El premio que ganó el cruasán de la Brunells hace un mes lo entrega la Escola de Pastisseria de Barcelona. Los criterios para puntuar el bollo son: gusto (40 puntos), alveolado (15 puntos), hojaldrado (15 puntos), color (10 puntos), formato (10 puntos) y acabado (10 puntos). Y aunque generalmente cuando comemos un cruasán no hacemos tantas matemáticas, ni tenemos 70 cruasanes a mano para comparar como tenían los jueces del certamen, al probar el cruasán de la Brunells entendemos algunos motivos.
Si uno come el cruasán de mantequilla de la Brunells pensando en estos parámetros observa que el formato (o el acabado), es más fino que el habitual, con muchos más pliegues en la superficie. Observa también un color marrón tostado claro uniforme, y al comer nota un hojaldrado crujiente que hace el ruido de una manzana verde al morderla, pero que desaparece rápido en la boca, como cuando uno intenta masticar nata montada. También descubre un interior que tiene grasa pero que no empacha, un gusto a mantequilla y dulce. En definitiva, si uno come el cruasán jugando a ser jurado de concurso coincidirá, aunque no sepa mucho de la materia, con los que dieron el premio a Brunells solo tres meses después de su reapertura.
El jefe de obrador, Andreu Sayó, habla de tiempos y no de recetas. Que el secreto no está en la mezcla de ingredientes, si no en los productos de primera y en un trabajo que viene de antes de abrir la pastelería (recordemos que en la sociedad que ha reiniciado la pastelería está Canals, que ya ganó el premio anteriormente en dos ocasiones). Que el único secreto, en definitiva, es el tiempo, como con tantas otras cosas buenas: Cada uno de los cruasanes de 50 gramos que tardamos cinco minutos en comernos requiere 48 horas de preparación.
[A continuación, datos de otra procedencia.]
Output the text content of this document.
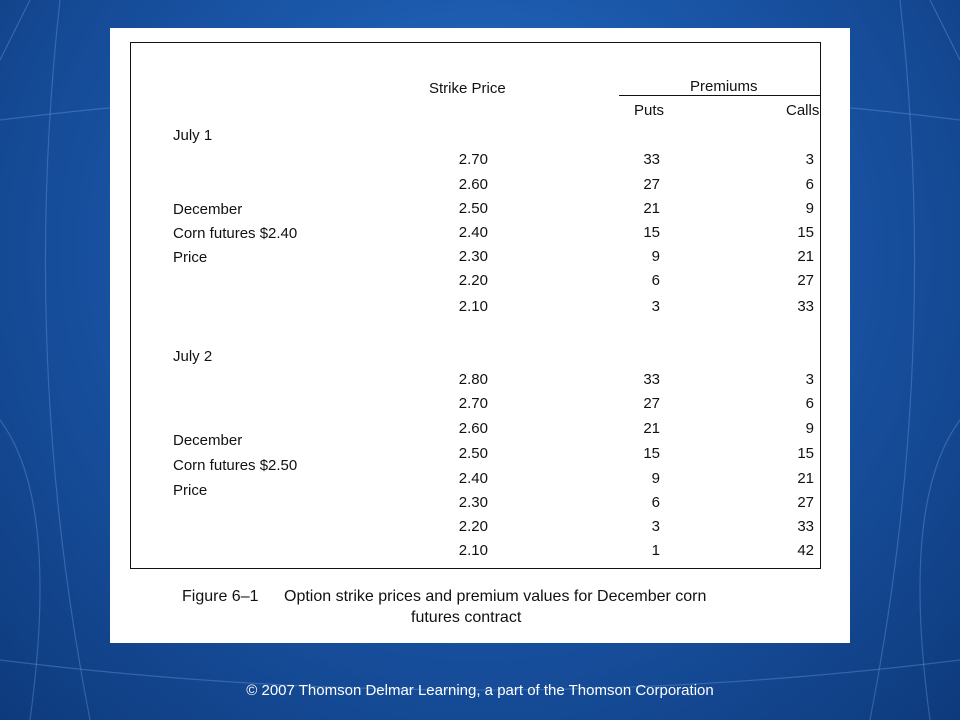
Strike Price	Premiums
Puts	Calls
July 1
December
Corn futures $2.40
Price
2.70	33	3
2.60	27	6
2.50	21	9
2.40	15	15
2.30	9	21
2.20	6	27
2.10	3	33
July 2
December
Corn futures $2.50
Price
2.80	33	3
2.70	27	6
2.60	21	9
2.50	15	15
2.40	9	21
2.30	6	27
2.20	3	33
2.10	1	42
Figure 6–1 Option strike prices and premium values for December corn
futures contract
© 2007 Thomson Delmar Learning, a part of the Thomson Corporation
A vueltas con los números, los cruasanes de mantequilla de Brunells son la estrella de la pastelería. Desde que se ganó el premio sus ventas se han multiplicado por diez, de unas centenas diarias a unos miles. Por otra parte, la pastelería reivindica el cruasán hecho con lardo de cerdo, que fue el bollo tradicional de Barcelona antes de la irrupción de la pastelería francesa en la ciudad y su tendencia a la mantequilla. Y aunque se agradece esta reivindicación, gracias al premio el cruasán afrancesado también ha tomado la delantera aquí.
En Brunells también reivindican la pastelería tradicional, el tocinillo de cielo, la nata montada cada día o pasteles como el de la "Princesa", una reversión del "pastel de la reina" renombrado aquí en honor a la calle donde se sitúa la pastelería. Con el pan lo mismo, pocas creaciones para permitirse fermentaciones lentas, como las de antes. Las recetas, en definitiva, de toda la vida, hechas en un horno de siempre. La remodelación de la Brunells respetó y restauró el horno del local, una habitación doble de cinco metros por tres, que concentra el calor de tal manera que tarda quince días en enfriarse una vez se apaga.
Su puerta de acero, la misma de hace siglos, ya desgastada, aún preserva el calor y demuestra que se hizo para durar. Desde la nueva cafetería se puede observar como en sus fauces siguen entrando pasteles y panes, mientras se come alguno. La escena da para pensar en qué cosas tiene la cocina, que diseña hornos centenarios y recetas eternas para bocados que duran apenas unos minutos. Aunque también da para algo más divertido: jugar a ser juez con los cruasanes que vemos salir humeantes del obrador.